Squamish settles with CN 

District makes deal over 2005 derailment; accepts $100,000 to promote tourism

The District of Squamish has decided not to sue CN Rail for the 2005 Cheakamus derailment, instead opting to accept a $100,000 settlement.

The district has signed a memorandum of understanding with the railway, agreeing to two $50,000 payments to help market the area as the “outdoor recreation capital of Canada.”

Squamish Mayor Ian Sutherland said the district consulted with lawyers and were told they had little or no chance of winning a suit against CN.

“What we didn’t want to do was file a lawsuit, spend a lot of taxpayers’ money and find out that we had no case in the first place,” said Sutherland.

“… At best, it would have been tied up in court for a long, long time and at worst we would have lost a lot of taxpayers’ money and been no further ahead.”

Sutherland said it was a logical choice to direct the funds to tourism, because the spill had an impact on recreation in the area.

“It made a lot of sense to target the money towards tourism in general, and we may, in fact, use some or all of the money towards outdoor recreation.”

The $100,000 will go towards implementing Squamish’s Tourism Marketing Plan, promoting local history and outdoor activities.

The derailment, which occurred in August 2005, dumped 40,000 tonnes of caustic soda into the Cheakamus River, killing approximately 500,000 fish.

A report released by the Transportation Safety Board in July found improper training, faulty technology and incorrect assembly were to blame for the derailment.

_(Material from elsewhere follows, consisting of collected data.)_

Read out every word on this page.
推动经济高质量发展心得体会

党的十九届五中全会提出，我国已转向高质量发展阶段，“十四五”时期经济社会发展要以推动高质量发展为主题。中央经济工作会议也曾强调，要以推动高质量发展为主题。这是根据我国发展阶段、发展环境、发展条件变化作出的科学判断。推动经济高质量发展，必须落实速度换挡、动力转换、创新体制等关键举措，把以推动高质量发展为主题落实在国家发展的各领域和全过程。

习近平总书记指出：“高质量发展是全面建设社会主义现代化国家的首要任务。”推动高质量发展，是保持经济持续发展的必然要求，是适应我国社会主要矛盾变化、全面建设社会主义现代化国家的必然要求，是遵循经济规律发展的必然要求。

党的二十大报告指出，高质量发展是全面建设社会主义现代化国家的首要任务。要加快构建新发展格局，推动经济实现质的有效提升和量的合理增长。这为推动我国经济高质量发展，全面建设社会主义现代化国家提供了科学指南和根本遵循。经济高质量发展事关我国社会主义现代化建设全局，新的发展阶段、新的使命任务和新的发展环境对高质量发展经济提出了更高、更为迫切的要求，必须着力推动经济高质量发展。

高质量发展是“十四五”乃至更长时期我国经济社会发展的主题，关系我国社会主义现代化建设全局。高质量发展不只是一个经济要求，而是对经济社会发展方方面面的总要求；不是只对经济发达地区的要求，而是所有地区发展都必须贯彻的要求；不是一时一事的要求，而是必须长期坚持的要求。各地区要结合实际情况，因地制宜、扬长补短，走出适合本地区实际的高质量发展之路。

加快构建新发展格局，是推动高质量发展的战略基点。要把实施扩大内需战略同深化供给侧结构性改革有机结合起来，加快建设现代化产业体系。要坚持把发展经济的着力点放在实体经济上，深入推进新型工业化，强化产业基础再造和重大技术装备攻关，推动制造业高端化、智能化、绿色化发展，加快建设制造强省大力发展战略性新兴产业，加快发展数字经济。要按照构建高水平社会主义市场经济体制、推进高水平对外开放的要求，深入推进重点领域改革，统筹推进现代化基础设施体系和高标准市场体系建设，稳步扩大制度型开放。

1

At the beginning of August Environment Minister Barry Penner announced the provincial government was laying charges against CN for violating the Environmental Management and Fisheries Acts. If convicted on all five counts, CN could face a maximum fine of $3.6 million.

The Squamish Nation also filed suit against the rail company earlier this year for damage caused to their land from the derailment.

Since the accident, CN has worked with the district and other local stakeholders to restore the area, sinking over $3.25 million into recovery efforts.

“CN and the district, working closely with regulators and other stakeholders, have made great progress in restoring affected fish populations in the river,” said Kirk Carroll, CN general manager for B.C. South, in a press release issued Tuesday.

“This agreement will help the district take advantage of that work, and reinforce its positive image as a recreation destination.”

On top of the $100,000 payment to Squamish, CN will continue to support recovery efforts in the area.